Ainsi, selon une certaine interprétation du geste critique marxien « ésotérique », pour dépasser la contradiction évoquée plus haut entre une accumulation illimitée de valeur abstraite et une limitation de la réalité concrète, contradiction posant la question écologique, entre autres choses, de façon radicale et claire, on peut imaginer une société ayant d’abord sa façon de considérer les objets fabriqués par les individus humains : ceux-ci, en tant que répondant à des besoins ou désirs concrets, ne devront plus être de simples « moyens » face à l’argent conçu comme fin en soi. Un objet devra être créé non pas en vue de quelque « profit » abstraitement défini, mais en vue de répondre à des aspirations réelles et conscientes, déterminées selon le principe d’un dialogue démocratique strict. C’est donc aussi un nouveau rapport juridique concret, issu de la base des sociétés concrètes, qui est supposé, pour que soient résolues les contradictions fondamentales du capitalisme, et les crises qu’elles engendrent (jusqu’à la crise écologique, donc, même si ces préoccupations arrivent bien après Marx, lequel Marx n’aperçut d’ailleurs pas directement la notion d’un monde « naturel » limité). Ce rapport juridique nouveau, non formel et non extérieur aux sociétés, définirait, universellement mais concrètement, cosmopolitiquement mais localement, un rapport déterminé à une monde naturel non fétichisée, non hypostasié, et donc non menacé par les humains ni menaçant pour eux, dans la mesure où les individus décideraient consciemment et ensemble (sans exclusion) la manière dont il faut le « transformer » ou la manière dont il faut s’insérer en lui, en vue de l’équilibre durable du vivant dans son ensemble, humain et non-humain.

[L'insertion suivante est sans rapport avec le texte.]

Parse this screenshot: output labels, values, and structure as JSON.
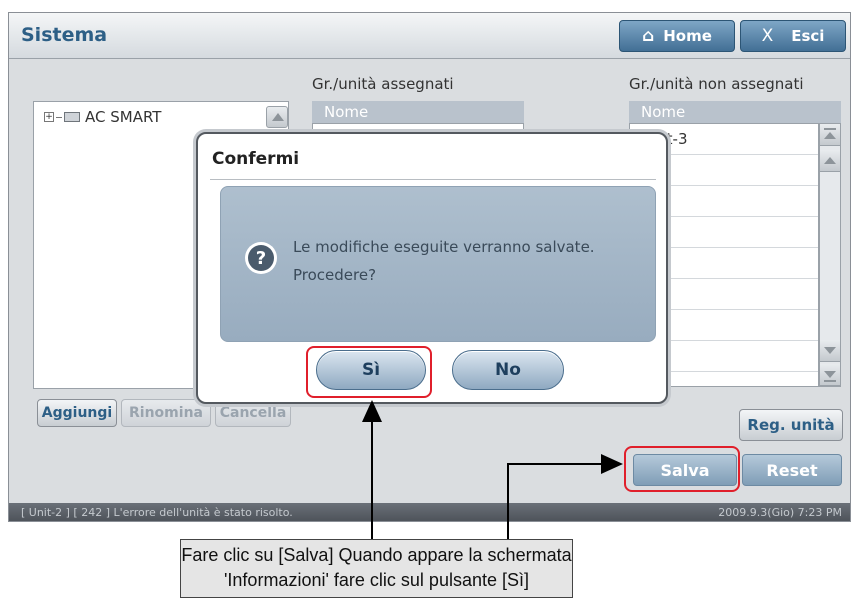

Dès lors, on peut considérer, selon cette critique complexe du capitalisme, que la création « technique » n’est pas en soi « mauvaise », et qu’elle n’est pas à exclure dans l’absolu lorsqu’il s’agit de penser une société future plus souhaitable, disposant du contrôle d’elle-même et de son environnement. Ces « techniques », en effet, qui n’en seront plus, au sens d’instruments soumettant les « producteurs », et dont l’appropriation directe serait protégée par un droit concret non aliénant, ne favorisant nulle fétichisation mutilante (n’étant donc plus médiation « juridique » au sens formel), pourraient permettre, en outre, aux individus, de ne plus effectuer des travaux réifiants, ou abrutissants. Car le « travail » comme abstraction ne serait plus nécessaire pour quelques « capitalistes » inconscients, désireux d’extorquer quelque plus-value, et d’accumuler de la valeur, du « temps de travail » : précisément un droit concret nouveau, fondé sur l’abolition de la propriété privative, aurait rendu possible une telle émancipation.

Une telle « technique » qualitative peut être salvatrice, d’ailleurs, même pour l’environnement naturel, dans un tel contexte : en effet, les hommes, contrôlant ces outils sans viser, au sein d’une fuite en avant morbide, toujours plus de quantités abstraites, seraient également plus disponibles pour penser, connaître, et prendre soin du monde, dans sa complexité globale.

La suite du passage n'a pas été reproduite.